Le condizioni in cui oggi versano i rapporti di lavoro richiederebbero un nuovo patto statutario tra imprenditori e lavoratori, con il patrocinio di un Governo interessato all’occupazione, più che alle case e agli intrecci amorosi di regime.

Non voglio fare riferimento, qui, alla crisi che costringe alla chiusura fabbriche e negozi o alla disoccupazione, e sottoccupazione, che imperversa tra i più giovani e tra i non più giovani, ormai fuori mercato.

Assistiamo rassegnati e quasi inerti alla protervia di imprenditori che utilizzano la fame di lavoro per sminuire, affievolendone il contenuto, i diritti conquistati nel secolo scorso dai lavoratori.

Ricordo che i contenuti costituzionali erano stati anticipati , nel primo dopoguerra,dalla fissazione dei limiti di età per il lavoro minorile, dalla previsione di prime normative antinfortunistiche, dal divieto di mediazione di mano d’opera, per contrastare il caporalato.

La repubblica fondata sul lavoro giungeva, nel 1948, a sancire un percorso, a solennizzare un impegno costruttivo di dignità.

Il cammino verso la realizzazione del principio costituzionale racchiuso nell’articolo 1 fu lungo e fatricoso.

Molto si deve alla coraggiosa legge 300/1970 nota come Statuto dei lavoratori ( che celebra quest’anno il quarantennale) e ad altre normative che tentarono di dare attuazione all’eguaglianza tra i sessi sul lavoro, alla tutela effettiva della genitorialità , alla stabilità dell’occupazione su cui fondare le famiglie del futuro.

Che ne è stato di quel percorso accidentato e nobile?

Credo stia subendo la stessa azione di svuotamento che , purtroppo, la Costituzione conosce da alcuni anni.

Complice la crisi, si sta riaffacciano un sistema di relazioni industriali feroci ed afflittive verso i diritti di chi lavora.
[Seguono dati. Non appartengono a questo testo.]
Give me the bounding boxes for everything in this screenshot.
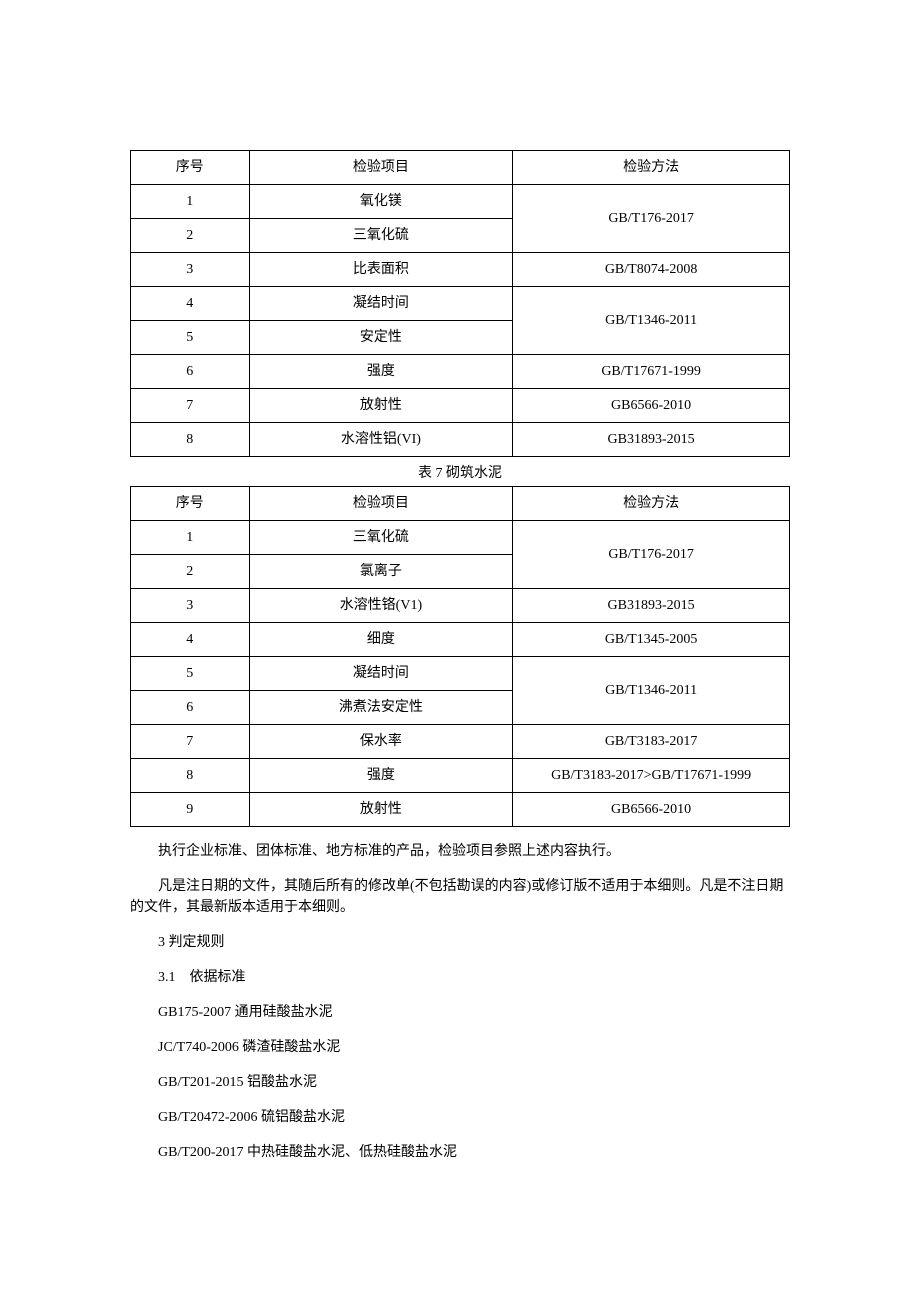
paragraph-dated-docs: 凡是注日期的文件，其随后所有的修改单(不包括勘误的内容)或修订版不适用于本细则。… bbox=[130, 876, 790, 918]
cell-method: GB31893-2015 bbox=[513, 423, 790, 457]
cell-seq: 7 bbox=[131, 725, 250, 759]
header-item: 检验项目 bbox=[249, 151, 513, 185]
cell-method: GB/T176-2017 bbox=[513, 521, 790, 589]
cell-item: 细度 bbox=[249, 623, 513, 657]
cell-method: GB/T3183-2017 bbox=[513, 725, 790, 759]
cell-seq: 3 bbox=[131, 253, 250, 287]
cell-item: 三氧化硫 bbox=[249, 521, 513, 555]
header-method: 检验方法 bbox=[513, 487, 790, 521]
cell-seq: 9 bbox=[131, 793, 250, 827]
cell-item: 凝结时间 bbox=[249, 287, 513, 321]
cell-method: GB/T1346-2011 bbox=[513, 287, 790, 355]
cell-seq: 2 bbox=[131, 219, 250, 253]
header-seq: 序号 bbox=[131, 487, 250, 521]
table2-caption: 表 7 砌筑水泥 bbox=[130, 463, 790, 484]
cell-method: GB/T8074-2008 bbox=[513, 253, 790, 287]
cell-item: 氧化镁 bbox=[249, 185, 513, 219]
cell-seq: 2 bbox=[131, 555, 250, 589]
cell-item: 放射性 bbox=[249, 793, 513, 827]
section-3-heading: 3 判定规则 bbox=[158, 932, 790, 953]
cell-item: 比表面积 bbox=[249, 253, 513, 287]
cell-method: GB/T3183-2017>GB/T17671-1999 bbox=[513, 759, 790, 793]
header-method: 检验方法 bbox=[513, 151, 790, 185]
cell-item: 水溶性铬(V1) bbox=[249, 589, 513, 623]
cell-seq: 4 bbox=[131, 287, 250, 321]
inspection-table-1: 序号 检验项目 检验方法 1 氧化镁 GB/T176-2017 2 三氧化硫 3… bbox=[130, 150, 790, 457]
cell-seq: 7 bbox=[131, 389, 250, 423]
cell-seq: 8 bbox=[131, 759, 250, 793]
standard-ref: GB/T20472-2006 硫铝酸盐水泥 bbox=[158, 1107, 790, 1128]
table-row: 9 放射性 GB6566-2010 bbox=[131, 793, 790, 827]
cell-seq: 6 bbox=[131, 355, 250, 389]
cell-item: 安定性 bbox=[249, 321, 513, 355]
cell-seq: 1 bbox=[131, 185, 250, 219]
cell-method: GB/T1345-2005 bbox=[513, 623, 790, 657]
cell-method: GB/T1346-2011 bbox=[513, 657, 790, 725]
table-row: 7 放射性 GB6566-2010 bbox=[131, 389, 790, 423]
cell-item: 凝结时间 bbox=[249, 657, 513, 691]
cell-item: 氯离子 bbox=[249, 555, 513, 589]
table-row: 4 细度 GB/T1345-2005 bbox=[131, 623, 790, 657]
paragraph-exec-std: 执行企业标准、团体标准、地方标准的产品，检验项目参照上述内容执行。 bbox=[130, 841, 790, 862]
cell-item: 强度 bbox=[249, 355, 513, 389]
table-row: 7 保水率 GB/T3183-2017 bbox=[131, 725, 790, 759]
cell-seq: 3 bbox=[131, 589, 250, 623]
table-row: 1 氧化镁 GB/T176-2017 bbox=[131, 185, 790, 219]
table-row: 3 水溶性铬(V1) GB31893-2015 bbox=[131, 589, 790, 623]
cell-item: 水溶性铝(VI) bbox=[249, 423, 513, 457]
table-row: 8 强度 GB/T3183-2017>GB/T17671-1999 bbox=[131, 759, 790, 793]
table-row: 3 比表面积 GB/T8074-2008 bbox=[131, 253, 790, 287]
cell-method: GB/T17671-1999 bbox=[513, 355, 790, 389]
cell-seq: 8 bbox=[131, 423, 250, 457]
standard-ref: GB/T201-2015 铝酸盐水泥 bbox=[158, 1072, 790, 1093]
table-row: 8 水溶性铝(VI) GB31893-2015 bbox=[131, 423, 790, 457]
standard-ref: GB/T200-2017 中热硅酸盐水泥、低热硅酸盐水泥 bbox=[158, 1142, 790, 1163]
cell-seq: 4 bbox=[131, 623, 250, 657]
standard-ref: JC/T740-2006 磷渣硅酸盐水泥 bbox=[158, 1037, 790, 1058]
section-3-1-heading: 3.1 依据标准 bbox=[158, 967, 790, 988]
cell-method: GB6566-2010 bbox=[513, 793, 790, 827]
cell-item: 三氧化硫 bbox=[249, 219, 513, 253]
cell-method: GB6566-2010 bbox=[513, 389, 790, 423]
standard-ref: GB175-2007 通用硅酸盐水泥 bbox=[158, 1002, 790, 1023]
table-row: 1 三氧化硫 GB/T176-2017 bbox=[131, 521, 790, 555]
cell-seq: 5 bbox=[131, 321, 250, 355]
cell-item: 沸煮法安定性 bbox=[249, 691, 513, 725]
cell-item: 强度 bbox=[249, 759, 513, 793]
table-row: 6 强度 GB/T17671-1999 bbox=[131, 355, 790, 389]
cell-item: 放射性 bbox=[249, 389, 513, 423]
table-header-row: 序号 检验项目 检验方法 bbox=[131, 151, 790, 185]
table-header-row: 序号 检验项目 检验方法 bbox=[131, 487, 790, 521]
cell-item: 保水率 bbox=[249, 725, 513, 759]
cell-seq: 6 bbox=[131, 691, 250, 725]
cell-seq: 1 bbox=[131, 521, 250, 555]
cell-method: GB31893-2015 bbox=[513, 589, 790, 623]
cell-seq: 5 bbox=[131, 657, 250, 691]
table-row: 4 凝结时间 GB/T1346-2011 bbox=[131, 287, 790, 321]
cell-method: GB/T176-2017 bbox=[513, 185, 790, 253]
table-row: 5 凝结时间 GB/T1346-2011 bbox=[131, 657, 790, 691]
inspection-table-2: 序号 检验项目 检验方法 1 三氧化硫 GB/T176-2017 2 氯离子 3… bbox=[130, 486, 790, 827]
header-item: 检验项目 bbox=[249, 487, 513, 521]
header-seq: 序号 bbox=[131, 151, 250, 185]
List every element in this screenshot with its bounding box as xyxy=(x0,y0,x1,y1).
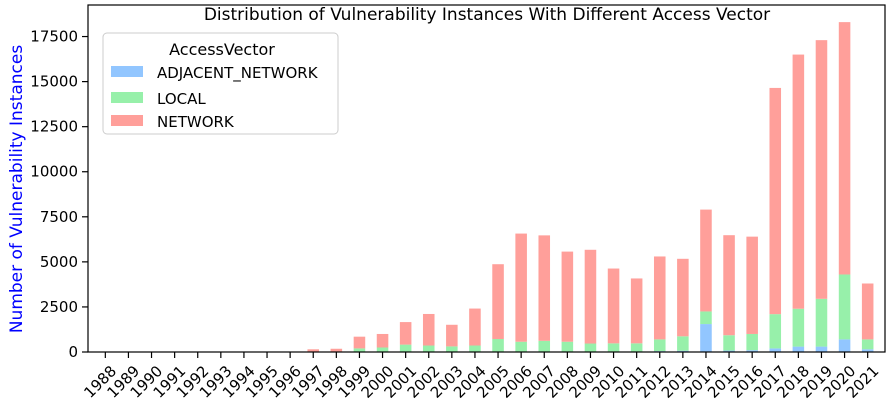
y-tick-label: 7500 xyxy=(40,208,78,226)
bar-network-2020 xyxy=(838,22,851,275)
bar-local-2017 xyxy=(769,314,782,349)
bar-local-2007 xyxy=(538,340,551,352)
bars-group xyxy=(99,22,874,352)
bar-network-2017 xyxy=(769,87,782,315)
bar-network-2003 xyxy=(446,324,458,347)
bar-local-2018 xyxy=(792,308,805,347)
y-tick-label: 17500 xyxy=(30,28,78,46)
bar-network-2000 xyxy=(376,333,389,348)
bar-local-2000 xyxy=(376,347,389,352)
bar-adjacent-network-2021 xyxy=(861,349,874,352)
bar-local-2019 xyxy=(815,298,828,347)
legend-label-local: LOCAL xyxy=(157,90,206,108)
bar-local-2004 xyxy=(469,345,481,352)
bar-local-2021 xyxy=(861,339,874,350)
bar-network-2002 xyxy=(422,313,435,346)
bar-local-2003 xyxy=(446,346,458,352)
bar-network-2006 xyxy=(515,233,527,342)
bar-local-2013 xyxy=(677,336,689,351)
bar-network-1998 xyxy=(330,348,343,352)
bar-local-2014 xyxy=(700,311,712,325)
bar-network-2016 xyxy=(746,236,758,334)
bar-local-2009 xyxy=(584,343,597,352)
bar-local-1999 xyxy=(353,348,366,352)
x-ticks: 1988198919901991199219931994199519961997… xyxy=(80,352,882,402)
legend-swatch-local xyxy=(111,92,143,103)
bar-local-2008 xyxy=(561,341,574,352)
bar-network-2012 xyxy=(653,256,666,340)
bar-adjacent-network-2018 xyxy=(792,346,805,352)
bar-network-2010 xyxy=(607,268,620,344)
bar-network-1999 xyxy=(353,336,366,349)
legend: AccessVector ADJACENT_NETWORK LOCAL NETW… xyxy=(102,32,339,135)
y-tick-label: 5000 xyxy=(40,253,78,271)
bar-network-1997 xyxy=(307,349,320,352)
bar-network-2007 xyxy=(538,235,551,341)
y-ticks: 0 2500 5000 7500 10000 12500 15000 17500 xyxy=(30,28,88,361)
legend-title: AccessVector xyxy=(169,40,275,59)
bar-adjacent-network-2014 xyxy=(700,324,712,352)
y-tick-label: 15000 xyxy=(30,73,78,91)
bar-network-2005 xyxy=(492,264,504,340)
legend-swatch-network xyxy=(111,115,143,126)
bar-network-2019 xyxy=(815,40,828,299)
bar-adjacent-network-2013 xyxy=(677,350,689,352)
bar-adjacent-network-2017 xyxy=(769,348,782,352)
bar-local-2011 xyxy=(630,343,643,352)
bar-adjacent-network-2016 xyxy=(746,350,758,352)
y-tick-label: 12500 xyxy=(30,118,78,136)
legend-swatch-adjacent-network xyxy=(111,66,143,77)
bar-adjacent-network-2015 xyxy=(723,350,735,352)
legend-box xyxy=(102,32,339,135)
bar-network-2018 xyxy=(792,54,805,309)
bar-network-2011 xyxy=(630,278,643,344)
bar-adjacent-network-2019 xyxy=(815,346,828,352)
bar-network-2001 xyxy=(399,322,412,345)
bar-network-2015 xyxy=(723,235,735,336)
y-axis-label: Number of Vulnerability Instances xyxy=(7,45,27,333)
axes-group xyxy=(87,4,886,353)
y-tick-label: 0 xyxy=(68,343,78,361)
bar-network-2009 xyxy=(584,249,597,344)
y-tick-label: 10000 xyxy=(30,163,78,181)
bar-adjacent-network-2020 xyxy=(838,339,851,352)
legend-label-network: NETWORK xyxy=(157,113,235,131)
bar-local-2006 xyxy=(515,341,527,352)
bar-local-2012 xyxy=(653,339,666,352)
bar-network-2014 xyxy=(700,209,712,312)
bar-network-2004 xyxy=(469,308,481,346)
chart-title: Distribution of Vulnerability Instances … xyxy=(204,5,770,25)
bar-local-2016 xyxy=(746,333,758,351)
bar-local-2002 xyxy=(422,345,435,352)
bar-network-2021 xyxy=(861,283,874,340)
bar-local-2005 xyxy=(492,339,504,352)
y-tick-label: 2500 xyxy=(40,298,78,316)
bar-network-2008 xyxy=(561,251,574,342)
bar-local-2020 xyxy=(838,274,851,340)
plot-frame xyxy=(87,4,886,353)
bar-local-2001 xyxy=(399,344,412,352)
bar-local-2015 xyxy=(723,335,735,351)
bar-network-2013 xyxy=(677,258,689,337)
bar-local-2010 xyxy=(607,343,620,352)
legend-label-adjacent-network: ADJACENT_NETWORK xyxy=(157,64,319,83)
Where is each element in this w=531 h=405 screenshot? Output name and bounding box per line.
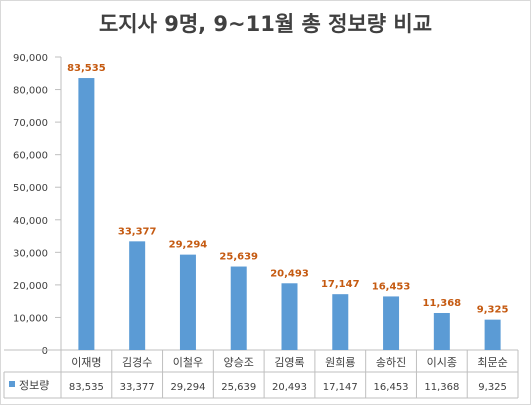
table-value: 29,294 bbox=[170, 382, 205, 393]
bar-원희룡 bbox=[332, 294, 349, 350]
legend-swatch bbox=[9, 381, 15, 387]
bar-최문순 bbox=[484, 319, 501, 350]
data-label: 11,368 bbox=[423, 298, 462, 309]
y-tick-label: 10,000 bbox=[13, 313, 48, 324]
y-tick-label: 80,000 bbox=[13, 86, 48, 97]
table-value: 17,147 bbox=[323, 382, 358, 393]
category-label: 김경수 bbox=[122, 356, 152, 369]
y-tick-label: 30,000 bbox=[13, 248, 48, 259]
category-label: 최문순 bbox=[477, 356, 507, 369]
bar-양승조 bbox=[230, 266, 247, 350]
category-label: 이시종 bbox=[427, 356, 457, 369]
table-value: 20,493 bbox=[272, 382, 307, 393]
category-label: 이철우 bbox=[173, 356, 203, 369]
chart-title: 도지사 9명, 9~11월 총 정보량 비교 bbox=[98, 12, 433, 36]
data-label: 29,294 bbox=[169, 240, 208, 251]
data-label: 25,639 bbox=[219, 252, 258, 263]
table-value: 9,325 bbox=[478, 382, 507, 393]
y-tick-label: 20,000 bbox=[13, 281, 48, 292]
category-label: 양승조 bbox=[224, 356, 254, 369]
table-value: 33,377 bbox=[120, 382, 155, 393]
category-label: 김영록 bbox=[274, 356, 304, 369]
data-label: 17,147 bbox=[321, 279, 360, 290]
table-value: 25,639 bbox=[221, 382, 256, 393]
bar-김경수 bbox=[129, 241, 146, 350]
y-tick-label: 0 bbox=[42, 346, 48, 357]
data-label: 20,493 bbox=[270, 268, 309, 279]
y-tick-label: 40,000 bbox=[13, 216, 48, 227]
y-tick-label: 90,000 bbox=[13, 53, 48, 64]
y-tick-label: 70,000 bbox=[13, 118, 48, 129]
table-value: 16,453 bbox=[374, 382, 409, 393]
bar-송하진 bbox=[383, 296, 400, 350]
bar-이시종 bbox=[433, 312, 450, 350]
category-label: 원희룡 bbox=[325, 356, 355, 369]
table-value: 11,368 bbox=[424, 382, 459, 393]
y-tick-label: 60,000 bbox=[13, 151, 48, 162]
y-tick-label: 50,000 bbox=[13, 183, 48, 194]
bar-김영록 bbox=[281, 283, 298, 350]
data-label: 83,535 bbox=[67, 63, 106, 74]
category-label: 이재명 bbox=[71, 356, 101, 369]
data-label: 16,453 bbox=[372, 281, 411, 292]
legend-label: 정보량 bbox=[19, 379, 49, 392]
data-label: 9,325 bbox=[477, 305, 509, 316]
data-label: 33,377 bbox=[118, 226, 157, 237]
category-label: 송하진 bbox=[376, 355, 406, 369]
bar-이재명 bbox=[78, 78, 95, 350]
table-value: 83,535 bbox=[69, 382, 104, 393]
bar-이철우 bbox=[179, 254, 196, 350]
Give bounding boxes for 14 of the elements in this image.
Licenziamenti, ferie forzate, precariato spinto e reiterato,maternità e congedi parentali penalizzanti, considerati un peso in una realtà economica che bada all’effimero, al solo presente. Che non vede più nei giovani una risorsa, ma solo una massa indistinta di consumatori.

I casi recenti di Melfi e dei lavoratori Veneti e Friulani di Mazzorato Moda, di Omsa sono, purtroppo, emblematici.

L’ “esercito di riserva” dei disoccupati serve a mantenere al minimo il livello di conflittualità, a smorzare le richieste, a far tacere le rivendicazioni. A far dimenticare che la Costituzione, detta una regola chiara anche in materia salariale:una repubblica fondata sul lavoro, dal quale ottenere una retribuzione che consenta al lavoratore e alla sua famiglia un’esistenza libera e dignitosa.

Questo prevede il combinato disposto degli articoli1 e 36 della Costituzione.

Un documento vecchio solo per coloro che vogliono tacitarne lo spirito.

La Costituzione , paragonata alla realtà in cui viviamo, appare invece addirittura rivoluzionaria.